Veru Frank

Personal information
- Full name: Veru Frank
- Born: 12 April 1995 (age 31)
- Batting: Left-handed
- Bowling: Right-arm medium

International information
- National side: Papua New Guinea;
- T20I debut (cap 3): 7 July 2018 v Bangladesh
- Last T20I: 7 September 2019 v Ireland
- Source: Cricinfo, 7 September 2019

= Veru Frank =

Papua New Guinean cricketer (born 1995)

Veru Frank (born 12 April 1995) is a Papua New Guinean cricketer. She played for the Papua New Guinea women's national cricket team in the 2017 Women's Cricket World Cup Qualifier in February 2017.

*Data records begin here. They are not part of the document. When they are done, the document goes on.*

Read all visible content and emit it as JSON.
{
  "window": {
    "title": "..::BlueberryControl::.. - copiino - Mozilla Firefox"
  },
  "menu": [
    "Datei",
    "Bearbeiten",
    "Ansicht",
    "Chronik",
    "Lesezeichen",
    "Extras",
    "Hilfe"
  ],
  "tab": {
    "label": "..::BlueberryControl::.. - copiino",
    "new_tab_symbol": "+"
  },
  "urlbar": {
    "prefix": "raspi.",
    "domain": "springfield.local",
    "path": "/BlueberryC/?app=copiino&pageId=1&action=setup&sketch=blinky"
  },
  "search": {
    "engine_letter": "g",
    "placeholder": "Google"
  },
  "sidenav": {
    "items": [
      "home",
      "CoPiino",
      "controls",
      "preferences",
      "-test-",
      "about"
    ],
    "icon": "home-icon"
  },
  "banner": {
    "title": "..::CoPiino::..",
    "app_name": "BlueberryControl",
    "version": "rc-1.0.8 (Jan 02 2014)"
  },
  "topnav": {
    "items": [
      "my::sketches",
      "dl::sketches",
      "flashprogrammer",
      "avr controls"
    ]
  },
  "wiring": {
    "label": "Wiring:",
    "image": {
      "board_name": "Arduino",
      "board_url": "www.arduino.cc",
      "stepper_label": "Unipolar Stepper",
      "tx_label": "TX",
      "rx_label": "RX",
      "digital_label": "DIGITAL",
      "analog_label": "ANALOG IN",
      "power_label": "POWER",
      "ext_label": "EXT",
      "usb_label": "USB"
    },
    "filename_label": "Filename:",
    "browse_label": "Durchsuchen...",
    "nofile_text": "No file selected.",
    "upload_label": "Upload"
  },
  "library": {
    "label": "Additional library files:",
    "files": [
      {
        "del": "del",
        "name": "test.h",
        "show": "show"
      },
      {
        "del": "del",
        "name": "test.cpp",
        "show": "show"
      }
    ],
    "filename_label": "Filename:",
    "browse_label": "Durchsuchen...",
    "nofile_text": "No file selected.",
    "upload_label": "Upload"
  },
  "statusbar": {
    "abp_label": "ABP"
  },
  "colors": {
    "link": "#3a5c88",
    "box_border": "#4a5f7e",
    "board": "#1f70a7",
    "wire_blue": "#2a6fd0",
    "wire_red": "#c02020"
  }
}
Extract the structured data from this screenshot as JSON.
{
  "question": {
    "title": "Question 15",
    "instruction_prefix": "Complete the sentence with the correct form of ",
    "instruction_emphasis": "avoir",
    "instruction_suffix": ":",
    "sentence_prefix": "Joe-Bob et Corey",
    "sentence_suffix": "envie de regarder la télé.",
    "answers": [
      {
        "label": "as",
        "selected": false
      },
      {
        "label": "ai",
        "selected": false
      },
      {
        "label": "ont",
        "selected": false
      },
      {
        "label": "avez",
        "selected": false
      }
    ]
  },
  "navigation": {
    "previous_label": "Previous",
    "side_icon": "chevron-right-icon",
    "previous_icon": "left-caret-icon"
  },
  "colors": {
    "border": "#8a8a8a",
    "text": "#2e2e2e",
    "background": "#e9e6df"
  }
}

In June 2018, she was named in Papua New Guinea's squad for the 2018 ICC Women's World Twenty20 Qualifier tournament. She made her Women's Twenty20 International (WT20I) debut against Bangladesh in the World Twenty20 Qualifier on 7 July 2018.

In November 2018, she was named in the Women's Global Development Squad, to play fixtures against Women's Big Bash League (WBBL) clubs. In August 2019, she was named in the national squad for the 2019 ICC Women's World Twenty20 Qualifier tournament in Scotland.